An Excerpt from Jim Conrad's
NATURALIST NEWSLETTER
of December 24, 2017
Issued from Rancho Regenesis near Ek Balam ruins 20kms north of Valladolid, Yucat√°n, Mexico

TEACHINGS OF CHICHAN CH'O'

Chichan Ch'o', the rancho's Mexican Hairless dog, died last week from multiple problems, mainly kidney failure. You can read all about Chichan Ch'o' and the Mexican Hairless breed, also known as Xoloitzcuintles, at http://www.backyardnature.net/mexnat/xolo.htm

Atop Chichan Ch'o''s page you see the bony, starved looking dog I met when I first arrived here. Back then, other dogs stole most of his food. That's because, having lost his fighting canine teeth, and lacking hair to protect his skin during dogfights, Chichan Ch'o' ranked lowest in the Rancho's dog community.

But, you may remember that when the schizophrenic top dog Sombra had his fangs sunk deeply in my leg, Chichan Ch'o' attacked Sombra and kept him off long enough for me to find a pole and knock some sense into the other dog. Chichan Ch'o' was loyal and valiant -- even a notorious chicken-killer back when he still had sharp teeth -- but still he was the rancho pack's omega dog.

Maybe this tension between the dog he really was, and the dog role he was obliged to play, caused Chichan Ch'o''s character to be unusually sharply developed. He'd wag his tail over almost anything, and often he wagged with such vigor that his entire rear end shimmied. He gave everyone a big, fangless, almost human smile, causing more than one visitor to remark that they'd never seen such a nice ugly dog.

The other dogs didn't take these qualities into account, however.
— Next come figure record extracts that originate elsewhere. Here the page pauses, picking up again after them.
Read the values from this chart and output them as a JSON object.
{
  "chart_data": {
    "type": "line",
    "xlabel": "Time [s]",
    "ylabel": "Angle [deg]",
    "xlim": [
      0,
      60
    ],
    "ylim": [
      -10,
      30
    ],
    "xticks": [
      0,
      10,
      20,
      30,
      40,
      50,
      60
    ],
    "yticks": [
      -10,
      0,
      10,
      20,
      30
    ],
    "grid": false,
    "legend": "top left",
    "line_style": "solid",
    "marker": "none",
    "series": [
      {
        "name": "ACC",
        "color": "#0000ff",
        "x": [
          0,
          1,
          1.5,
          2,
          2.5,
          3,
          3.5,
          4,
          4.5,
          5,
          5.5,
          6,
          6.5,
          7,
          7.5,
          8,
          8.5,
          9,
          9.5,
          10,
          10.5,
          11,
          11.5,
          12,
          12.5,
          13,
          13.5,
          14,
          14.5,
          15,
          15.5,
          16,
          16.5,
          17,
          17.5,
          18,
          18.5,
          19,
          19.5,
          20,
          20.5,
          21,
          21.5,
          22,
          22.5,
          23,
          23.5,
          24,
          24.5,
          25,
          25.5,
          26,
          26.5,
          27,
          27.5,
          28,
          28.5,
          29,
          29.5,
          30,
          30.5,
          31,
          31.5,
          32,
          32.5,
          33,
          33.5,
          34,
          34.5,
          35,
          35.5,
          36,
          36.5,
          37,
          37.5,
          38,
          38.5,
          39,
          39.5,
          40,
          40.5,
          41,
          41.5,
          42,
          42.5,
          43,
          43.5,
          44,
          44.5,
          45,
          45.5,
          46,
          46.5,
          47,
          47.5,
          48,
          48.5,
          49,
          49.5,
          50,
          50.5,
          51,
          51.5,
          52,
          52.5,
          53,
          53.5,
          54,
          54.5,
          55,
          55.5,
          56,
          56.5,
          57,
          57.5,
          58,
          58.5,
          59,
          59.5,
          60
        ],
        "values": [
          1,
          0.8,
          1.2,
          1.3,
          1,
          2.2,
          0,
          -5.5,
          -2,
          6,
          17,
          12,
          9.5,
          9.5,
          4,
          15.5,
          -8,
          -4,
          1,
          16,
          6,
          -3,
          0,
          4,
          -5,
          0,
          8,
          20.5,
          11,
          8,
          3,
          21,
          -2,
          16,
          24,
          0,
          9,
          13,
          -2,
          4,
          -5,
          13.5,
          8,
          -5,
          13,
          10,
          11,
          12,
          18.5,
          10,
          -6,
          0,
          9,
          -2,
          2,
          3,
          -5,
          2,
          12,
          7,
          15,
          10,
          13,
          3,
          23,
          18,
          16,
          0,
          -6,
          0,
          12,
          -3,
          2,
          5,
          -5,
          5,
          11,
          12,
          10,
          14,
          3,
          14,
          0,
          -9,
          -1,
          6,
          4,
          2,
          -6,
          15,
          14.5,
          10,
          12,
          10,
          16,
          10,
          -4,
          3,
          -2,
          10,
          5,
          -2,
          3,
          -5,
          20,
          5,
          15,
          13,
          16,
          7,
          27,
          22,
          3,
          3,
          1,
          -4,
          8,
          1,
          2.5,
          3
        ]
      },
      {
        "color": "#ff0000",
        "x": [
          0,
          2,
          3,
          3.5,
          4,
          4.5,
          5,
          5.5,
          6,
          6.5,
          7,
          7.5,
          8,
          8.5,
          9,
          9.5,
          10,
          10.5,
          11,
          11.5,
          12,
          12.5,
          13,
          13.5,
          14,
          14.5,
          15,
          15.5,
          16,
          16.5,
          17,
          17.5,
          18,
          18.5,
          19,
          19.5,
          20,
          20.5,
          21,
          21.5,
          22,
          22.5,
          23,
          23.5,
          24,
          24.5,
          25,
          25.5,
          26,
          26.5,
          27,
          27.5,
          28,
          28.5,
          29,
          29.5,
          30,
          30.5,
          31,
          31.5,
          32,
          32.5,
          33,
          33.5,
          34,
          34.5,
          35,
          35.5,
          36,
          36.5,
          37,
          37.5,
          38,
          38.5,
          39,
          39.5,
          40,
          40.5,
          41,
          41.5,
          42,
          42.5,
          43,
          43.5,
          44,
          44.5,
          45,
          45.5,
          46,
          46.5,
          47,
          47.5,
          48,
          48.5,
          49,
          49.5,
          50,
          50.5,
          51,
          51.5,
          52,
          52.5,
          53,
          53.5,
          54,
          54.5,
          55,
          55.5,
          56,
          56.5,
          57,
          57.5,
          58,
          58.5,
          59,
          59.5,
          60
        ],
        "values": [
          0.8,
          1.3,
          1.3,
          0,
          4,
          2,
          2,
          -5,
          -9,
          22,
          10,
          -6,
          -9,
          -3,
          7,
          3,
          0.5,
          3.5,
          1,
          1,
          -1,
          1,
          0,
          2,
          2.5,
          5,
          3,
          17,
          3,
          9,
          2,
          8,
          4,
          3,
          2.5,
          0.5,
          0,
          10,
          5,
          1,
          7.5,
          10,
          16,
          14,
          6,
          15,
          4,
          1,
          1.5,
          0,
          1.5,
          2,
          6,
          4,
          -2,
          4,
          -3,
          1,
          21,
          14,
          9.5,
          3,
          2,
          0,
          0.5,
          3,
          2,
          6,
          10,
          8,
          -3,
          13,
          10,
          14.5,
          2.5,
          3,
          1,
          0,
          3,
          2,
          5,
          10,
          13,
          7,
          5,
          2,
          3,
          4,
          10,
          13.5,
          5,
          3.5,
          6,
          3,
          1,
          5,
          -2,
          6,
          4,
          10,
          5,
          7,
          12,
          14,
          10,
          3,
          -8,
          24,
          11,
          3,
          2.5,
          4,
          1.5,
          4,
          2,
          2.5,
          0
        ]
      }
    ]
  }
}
To them, he was just the one that everyone could snarl at and nip, and brush past with complete disdain. The first teaching of Chichan Ch'o' was rooted in this unfriendly environment.

For, when Chichan Ch'o' disappeared, the pack experienced profound changes. Chichan Cho'o' had shared the hut's porch with Katrina, who was #2 in the rancho-pack's dog hierarchy. Katrina, friendly enough to people but very snappy with all dogs below her, with Chichan Ch'o''s death no longer had someone she could constantly dominate. She had run off Nigrita, who'd wanted to live at the hut, too, so when Katrina wanted another companion of lower status she stopped snarling at Nigrita. However, Nigrita remembered earlier fights with Katrina and was indecisive about returning. She visited some nights, and stayed away on others. This unpredictable liaison caused both dogs to become insecure, leading to the abandonment of long-established behavioral patterns, such as being in a certain place at mealtimes. When Nigrita stopped spending all of her nights near the schizophrenic Sombra, Sombra grew even moodier and more unpredictable than ever.

Who would have thought that the presence of lowly Chichan Ch'o' could have been such a stabilizing factor for the Rancho dog pack? That's the first teaching: that even the meekest among us may be serving important purposes.

On Chichan Ch'o''s last day alive, for the first time since I'd known him, he left my immediate presence and went to the garden to be alone with his failing kidneys, a nice breeze and a spot of warming sunlight. There he sat all day, looking around, seeming to take stock. At dusk, as it grew chilly -- uncomfortably so for a hairless dog -- I went out to say goodbye, for it was clear that Chichan Ch'o' was dying. When I left, he changed his mind about staying there, and came staggering after me, to spend his last night with old friends.

The second teaching of Chichan Ch'o', then, is that we living beings can change, even change from day to day, and hour to hour, and change in important ways.

Of course, most of us already know these teachings from our own experiences, but it's good to be reminded in such a poignant, well-intended way by an especially congenial, funny-looking dog.